For some women, this will mean choosing the right moment to ask a partner what he knows about HIV/AIDS. For others it will begin with a conversation about bisexuality and drug use. For still others, it may mean telling a partner they’ve put condoms in the nightstand. Effective communication, not sexual behavior, is the point.

PSAs can teach women to empower themselves by small steps…they don’t have to jump to the big one right away.

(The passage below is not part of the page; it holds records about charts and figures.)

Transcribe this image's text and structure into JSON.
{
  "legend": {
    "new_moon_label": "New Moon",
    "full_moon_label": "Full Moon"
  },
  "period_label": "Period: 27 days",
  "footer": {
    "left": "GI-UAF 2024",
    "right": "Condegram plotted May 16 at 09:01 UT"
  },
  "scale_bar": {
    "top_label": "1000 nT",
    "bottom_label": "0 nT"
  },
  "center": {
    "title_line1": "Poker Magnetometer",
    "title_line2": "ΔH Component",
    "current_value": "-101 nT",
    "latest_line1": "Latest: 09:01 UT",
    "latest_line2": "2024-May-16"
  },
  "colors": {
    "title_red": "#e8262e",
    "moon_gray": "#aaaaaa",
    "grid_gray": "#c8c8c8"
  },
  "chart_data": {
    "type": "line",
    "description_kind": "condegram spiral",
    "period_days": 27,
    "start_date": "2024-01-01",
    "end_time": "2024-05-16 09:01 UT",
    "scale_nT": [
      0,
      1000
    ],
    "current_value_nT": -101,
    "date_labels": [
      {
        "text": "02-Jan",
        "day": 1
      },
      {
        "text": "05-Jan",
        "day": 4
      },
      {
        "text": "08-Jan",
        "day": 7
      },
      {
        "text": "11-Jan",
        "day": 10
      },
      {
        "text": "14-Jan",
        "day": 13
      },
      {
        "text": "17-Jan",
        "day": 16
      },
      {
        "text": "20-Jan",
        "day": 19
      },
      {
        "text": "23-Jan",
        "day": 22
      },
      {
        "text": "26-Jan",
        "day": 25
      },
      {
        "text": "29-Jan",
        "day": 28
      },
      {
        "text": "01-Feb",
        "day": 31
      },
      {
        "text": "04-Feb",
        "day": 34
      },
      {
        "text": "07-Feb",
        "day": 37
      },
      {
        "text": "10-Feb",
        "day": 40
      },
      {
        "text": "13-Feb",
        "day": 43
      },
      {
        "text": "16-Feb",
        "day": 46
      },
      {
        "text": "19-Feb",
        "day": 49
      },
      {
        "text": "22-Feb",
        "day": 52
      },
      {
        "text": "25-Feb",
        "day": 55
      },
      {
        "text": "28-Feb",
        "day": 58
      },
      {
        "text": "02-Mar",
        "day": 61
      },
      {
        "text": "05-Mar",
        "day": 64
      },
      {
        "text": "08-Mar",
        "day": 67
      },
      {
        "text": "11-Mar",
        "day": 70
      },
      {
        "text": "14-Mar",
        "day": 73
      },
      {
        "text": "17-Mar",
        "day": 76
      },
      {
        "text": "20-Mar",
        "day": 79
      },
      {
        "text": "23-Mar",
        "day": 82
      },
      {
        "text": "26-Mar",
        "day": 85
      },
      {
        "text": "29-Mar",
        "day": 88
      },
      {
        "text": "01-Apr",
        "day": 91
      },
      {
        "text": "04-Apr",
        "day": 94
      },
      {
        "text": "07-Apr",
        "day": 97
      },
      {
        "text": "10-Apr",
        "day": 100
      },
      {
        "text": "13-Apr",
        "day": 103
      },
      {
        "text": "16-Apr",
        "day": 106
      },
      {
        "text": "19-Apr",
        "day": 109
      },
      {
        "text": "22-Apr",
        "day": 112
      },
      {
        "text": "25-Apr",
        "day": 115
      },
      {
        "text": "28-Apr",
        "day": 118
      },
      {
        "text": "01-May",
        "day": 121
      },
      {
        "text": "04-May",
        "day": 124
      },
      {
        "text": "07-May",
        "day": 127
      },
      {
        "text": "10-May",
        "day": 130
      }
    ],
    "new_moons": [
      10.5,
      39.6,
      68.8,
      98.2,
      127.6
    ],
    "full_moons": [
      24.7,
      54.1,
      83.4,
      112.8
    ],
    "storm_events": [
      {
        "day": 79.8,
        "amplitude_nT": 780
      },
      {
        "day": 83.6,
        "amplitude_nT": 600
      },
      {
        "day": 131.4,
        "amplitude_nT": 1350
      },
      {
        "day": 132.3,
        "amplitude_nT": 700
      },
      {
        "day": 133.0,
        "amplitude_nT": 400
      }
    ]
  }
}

For example, educational messages could show how to use humor to bring up touchy subjects, how to question men in direct rather than indirect ways about their health, and how to be assertive in ways that enhance rather than threaten relationships.

Some PSAs already do this:

SWEDEN
A woman who wants to start using condoms
playfully snaps one on her partner’s bare
butt. They laugh and begin talking about it.

GERMANY
A woman who has had sex with someone else
thinks through how to tell her live-in
partner that they need to use condoms.

Taking responsibility for their sex life is not easy for many women who think of sex as something that happens to them rather than something they choose. But that can change. In U.S. high schools today, teenagers are learning how to resist social pressure and stand up for what they want through practicing refusal skills, or how to say “no” without destroying their relationships. Admittedly, this is a long way from asking a husband of 28 years to start using condoms. But the underlying premise that an individual has the right to take care of herself and to communicate this to others is a new and significant shift.

OF FOUR WOMEN I KNOW WITH AIDS, TWO FOUND OUT they were HIV-positive when they became pregnant; another casually took a free test at a class; the fourth was tested after her husband died of AIDS in jail. Not one woman’s sexual partner told her that he was – or could be – HIV-positive. That has to change.


DEBORAH JOHNSON, PH.D., is working on a book on children and AIDS. Her research has been partially funded by the Center for Economic Policy Research and the Institute for Research on Women and Gender at Stanford University and the Henry Kaiser Family Foundation in support of the Stanford Health Promotion Resource Center.